Visually the game is pretty good looking, especially for a one man team that learnt quite a few things along the way. I’m playing in DX9 due to a bug I had with DX11 (one of the things he learnt along the way), but there’s not much difference between the two if I’m honest. I mainly like the little attentions to detail. I love the quarry that’s getting mined out over time, getting deeper and deeper as the years pass. I like watching the crop be planted, grow, ripen and my guys running around harvesting it. And I especially love pausing the game during a winter blizzard and whizzing around the map with the snow just stopped in the air. It’s rather magical.

Banished trader
There are some annoying quirks to the game though. Occasionally, the AI will frustrate in its pathing, going well out of the way to gather resources despite closer ones available. I once identified a firewood shortage by tracking one worker who was taking a month-long journey across the map to get a log to take back and cut up, rinse and repeat. Unfortunately, the game lacks any tools to direct citizens to use specific stockpiles. In games like Caesar you could make warehouses and granaries only accept specific goods, making it easier for craftsman to get close access to them. With Banished, stockpiles and storage barns are random dumping grounds for whatever citizens feel fit to put in them. Even building Markets there seems to be no system in the game for an even distribution of goods. I can have a large field producing apples, several hundred apples in storage, yet due to nearby storage barns having none in, my taverns will claim they have nothing to brew cider with. The obvious solution would be to make sure production and processing are near each other, but this makes the town building substantially less free-form, and in most cases just isn’t possible. In general though the AI is quite smart and, through the professions window, very easy to manage what your citizens are working on, and usually they’ll make sure to work near their homes. Which you can use the pathing viewer to check up on.

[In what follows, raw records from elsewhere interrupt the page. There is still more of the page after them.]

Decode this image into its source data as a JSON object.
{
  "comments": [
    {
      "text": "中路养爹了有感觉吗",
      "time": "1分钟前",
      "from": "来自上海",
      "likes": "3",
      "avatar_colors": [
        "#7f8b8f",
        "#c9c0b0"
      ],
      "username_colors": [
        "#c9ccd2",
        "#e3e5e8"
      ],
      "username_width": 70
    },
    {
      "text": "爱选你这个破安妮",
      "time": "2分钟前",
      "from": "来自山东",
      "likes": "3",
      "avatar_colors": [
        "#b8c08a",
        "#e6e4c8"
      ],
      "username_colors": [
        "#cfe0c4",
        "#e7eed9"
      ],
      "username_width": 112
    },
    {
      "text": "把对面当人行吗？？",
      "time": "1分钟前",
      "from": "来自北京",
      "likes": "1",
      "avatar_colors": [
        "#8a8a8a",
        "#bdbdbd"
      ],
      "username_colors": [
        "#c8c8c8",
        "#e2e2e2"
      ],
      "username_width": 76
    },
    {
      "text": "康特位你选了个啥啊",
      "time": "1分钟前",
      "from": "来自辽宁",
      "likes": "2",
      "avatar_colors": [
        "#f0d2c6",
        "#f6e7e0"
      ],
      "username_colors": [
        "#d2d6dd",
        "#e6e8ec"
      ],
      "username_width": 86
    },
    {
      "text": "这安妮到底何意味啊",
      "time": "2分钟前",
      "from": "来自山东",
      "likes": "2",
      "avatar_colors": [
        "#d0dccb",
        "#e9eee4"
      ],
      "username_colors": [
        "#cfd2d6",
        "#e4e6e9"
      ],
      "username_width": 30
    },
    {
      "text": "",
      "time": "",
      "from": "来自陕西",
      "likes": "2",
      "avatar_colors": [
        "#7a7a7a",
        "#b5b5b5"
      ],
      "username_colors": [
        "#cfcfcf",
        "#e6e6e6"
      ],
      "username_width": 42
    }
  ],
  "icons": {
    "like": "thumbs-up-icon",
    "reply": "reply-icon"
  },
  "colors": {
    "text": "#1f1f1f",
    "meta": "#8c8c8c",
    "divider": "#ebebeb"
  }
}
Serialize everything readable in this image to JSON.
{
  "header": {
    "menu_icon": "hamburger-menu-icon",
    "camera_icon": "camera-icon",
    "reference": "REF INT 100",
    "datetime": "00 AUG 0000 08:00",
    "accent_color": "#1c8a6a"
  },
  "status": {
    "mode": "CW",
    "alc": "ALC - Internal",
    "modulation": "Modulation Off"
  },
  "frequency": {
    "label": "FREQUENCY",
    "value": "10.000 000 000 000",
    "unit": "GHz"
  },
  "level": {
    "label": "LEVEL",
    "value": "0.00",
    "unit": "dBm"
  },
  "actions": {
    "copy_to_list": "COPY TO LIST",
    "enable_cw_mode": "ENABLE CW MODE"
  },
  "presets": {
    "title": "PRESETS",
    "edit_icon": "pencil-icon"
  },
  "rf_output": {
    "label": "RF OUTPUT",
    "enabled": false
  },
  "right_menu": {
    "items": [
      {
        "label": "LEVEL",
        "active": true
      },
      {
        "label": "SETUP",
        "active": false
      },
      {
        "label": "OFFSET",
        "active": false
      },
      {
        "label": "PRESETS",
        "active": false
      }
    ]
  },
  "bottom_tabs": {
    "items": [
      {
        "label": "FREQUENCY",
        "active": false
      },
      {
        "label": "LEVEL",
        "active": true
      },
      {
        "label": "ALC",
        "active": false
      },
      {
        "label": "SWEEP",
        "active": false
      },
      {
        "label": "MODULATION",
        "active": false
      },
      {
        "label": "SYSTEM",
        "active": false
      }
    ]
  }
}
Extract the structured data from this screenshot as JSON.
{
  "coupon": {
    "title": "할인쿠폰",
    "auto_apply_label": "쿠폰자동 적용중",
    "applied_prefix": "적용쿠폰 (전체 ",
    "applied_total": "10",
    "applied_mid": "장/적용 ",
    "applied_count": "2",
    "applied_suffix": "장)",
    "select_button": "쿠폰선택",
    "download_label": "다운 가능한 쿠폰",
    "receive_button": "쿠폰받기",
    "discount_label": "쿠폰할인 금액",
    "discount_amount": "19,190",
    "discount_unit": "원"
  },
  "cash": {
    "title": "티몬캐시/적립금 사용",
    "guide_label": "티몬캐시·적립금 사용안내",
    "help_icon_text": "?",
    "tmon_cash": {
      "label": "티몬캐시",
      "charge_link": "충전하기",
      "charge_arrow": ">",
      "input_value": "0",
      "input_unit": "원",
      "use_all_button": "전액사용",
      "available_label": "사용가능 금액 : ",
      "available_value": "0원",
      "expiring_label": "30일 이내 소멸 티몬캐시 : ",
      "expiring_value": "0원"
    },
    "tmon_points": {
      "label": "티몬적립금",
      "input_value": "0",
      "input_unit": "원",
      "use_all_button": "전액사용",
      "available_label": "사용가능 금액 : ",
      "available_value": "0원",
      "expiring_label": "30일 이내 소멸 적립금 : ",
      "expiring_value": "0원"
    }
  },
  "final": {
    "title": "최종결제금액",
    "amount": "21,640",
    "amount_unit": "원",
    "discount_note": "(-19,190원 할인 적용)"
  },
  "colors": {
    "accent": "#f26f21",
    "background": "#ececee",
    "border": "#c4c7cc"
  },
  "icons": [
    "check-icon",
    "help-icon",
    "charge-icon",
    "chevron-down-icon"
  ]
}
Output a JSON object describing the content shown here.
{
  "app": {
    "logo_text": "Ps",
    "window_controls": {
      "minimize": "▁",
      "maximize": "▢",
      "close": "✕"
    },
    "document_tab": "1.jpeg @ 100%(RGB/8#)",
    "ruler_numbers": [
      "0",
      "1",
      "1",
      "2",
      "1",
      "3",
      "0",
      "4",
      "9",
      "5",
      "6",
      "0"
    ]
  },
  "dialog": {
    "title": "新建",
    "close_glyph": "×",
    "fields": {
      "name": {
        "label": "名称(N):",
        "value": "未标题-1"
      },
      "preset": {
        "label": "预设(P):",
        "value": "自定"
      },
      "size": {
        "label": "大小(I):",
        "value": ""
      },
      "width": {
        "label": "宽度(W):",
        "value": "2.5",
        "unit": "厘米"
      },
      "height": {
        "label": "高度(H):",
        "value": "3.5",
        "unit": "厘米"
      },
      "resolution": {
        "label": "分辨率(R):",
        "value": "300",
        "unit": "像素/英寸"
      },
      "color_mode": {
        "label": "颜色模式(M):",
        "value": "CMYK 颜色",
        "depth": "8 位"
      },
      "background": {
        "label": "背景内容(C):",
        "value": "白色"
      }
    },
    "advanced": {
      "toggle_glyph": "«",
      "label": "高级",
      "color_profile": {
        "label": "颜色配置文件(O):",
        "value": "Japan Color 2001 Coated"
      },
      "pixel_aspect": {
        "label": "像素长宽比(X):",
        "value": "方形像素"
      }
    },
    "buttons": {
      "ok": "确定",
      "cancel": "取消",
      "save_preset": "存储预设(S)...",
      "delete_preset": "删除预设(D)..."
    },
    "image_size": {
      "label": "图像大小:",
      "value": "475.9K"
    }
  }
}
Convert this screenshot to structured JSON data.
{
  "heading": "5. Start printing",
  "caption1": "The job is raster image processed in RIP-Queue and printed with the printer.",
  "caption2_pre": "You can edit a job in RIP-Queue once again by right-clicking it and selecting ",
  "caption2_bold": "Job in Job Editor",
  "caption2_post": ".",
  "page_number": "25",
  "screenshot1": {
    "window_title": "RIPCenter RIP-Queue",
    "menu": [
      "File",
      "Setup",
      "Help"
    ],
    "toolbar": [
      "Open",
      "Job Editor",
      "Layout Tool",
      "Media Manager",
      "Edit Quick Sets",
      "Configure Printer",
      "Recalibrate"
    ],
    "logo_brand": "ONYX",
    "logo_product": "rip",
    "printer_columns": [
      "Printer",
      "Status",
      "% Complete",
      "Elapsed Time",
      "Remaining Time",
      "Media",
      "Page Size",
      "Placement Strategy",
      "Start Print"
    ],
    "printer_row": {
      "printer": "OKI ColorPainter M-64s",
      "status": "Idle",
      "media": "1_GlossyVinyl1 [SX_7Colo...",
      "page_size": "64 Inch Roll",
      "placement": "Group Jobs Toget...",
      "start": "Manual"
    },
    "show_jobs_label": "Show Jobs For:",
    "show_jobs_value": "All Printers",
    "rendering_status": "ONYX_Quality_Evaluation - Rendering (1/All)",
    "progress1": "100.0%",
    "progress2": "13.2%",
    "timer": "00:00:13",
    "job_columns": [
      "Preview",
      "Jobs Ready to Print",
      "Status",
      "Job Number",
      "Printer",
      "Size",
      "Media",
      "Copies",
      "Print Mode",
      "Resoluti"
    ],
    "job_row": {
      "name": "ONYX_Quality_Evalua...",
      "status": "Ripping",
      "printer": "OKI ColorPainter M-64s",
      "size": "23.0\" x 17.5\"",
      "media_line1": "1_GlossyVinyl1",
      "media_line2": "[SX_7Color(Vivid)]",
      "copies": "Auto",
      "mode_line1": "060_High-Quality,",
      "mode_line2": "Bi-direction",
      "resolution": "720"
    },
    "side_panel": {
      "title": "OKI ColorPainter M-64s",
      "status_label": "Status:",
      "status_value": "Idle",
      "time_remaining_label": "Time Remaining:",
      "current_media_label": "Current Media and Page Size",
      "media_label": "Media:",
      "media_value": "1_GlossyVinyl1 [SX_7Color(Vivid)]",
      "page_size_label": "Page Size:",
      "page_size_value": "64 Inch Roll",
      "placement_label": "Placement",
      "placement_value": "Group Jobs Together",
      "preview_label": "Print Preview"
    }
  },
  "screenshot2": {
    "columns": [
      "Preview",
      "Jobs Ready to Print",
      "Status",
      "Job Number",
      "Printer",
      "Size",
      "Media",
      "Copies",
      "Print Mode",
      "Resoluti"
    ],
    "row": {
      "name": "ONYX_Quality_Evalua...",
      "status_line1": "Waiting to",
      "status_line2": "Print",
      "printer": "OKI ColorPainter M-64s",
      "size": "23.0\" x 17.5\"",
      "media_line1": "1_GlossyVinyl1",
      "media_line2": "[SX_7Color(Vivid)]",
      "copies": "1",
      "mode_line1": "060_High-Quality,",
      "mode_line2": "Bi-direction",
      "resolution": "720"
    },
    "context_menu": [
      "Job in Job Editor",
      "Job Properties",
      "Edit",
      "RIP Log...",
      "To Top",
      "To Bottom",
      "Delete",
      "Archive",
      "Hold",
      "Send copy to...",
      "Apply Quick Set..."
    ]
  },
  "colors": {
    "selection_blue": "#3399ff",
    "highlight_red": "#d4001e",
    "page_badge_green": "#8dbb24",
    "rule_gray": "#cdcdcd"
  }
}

For a one man game it’s pretty impressive, it has the feel of a game made by a larger team. It’s a competent title, despite the AI issues which games developed by teams much larger don’t avoid either, and one that will be interesting to, hopefully, see grow. I would say if you’re looking for a challenge, happy to accept failure that has been several hours in the making, and enjoy quirky randomized names, then this is a title worth checking out.

Banished

By Dean Bowes

Founder of the site. Based in Britian I'm primarily a PC gamer, looking to spread my wings to the best the games industry has to offer.

1 comment

  1. I’ve been playing this game for about a week and I’m loving it. It has a very zen-like progression to it. It feels organic, and I like that it doesn’t try to hold the player’s hand. As you stated, there are a lot of “well, duh” moments (so you are not alone). Strange that, as gamers used to having tutorials and tooltips, we are left dumbfounded when a game requires the use of common sense. Banished is a relief in that sense.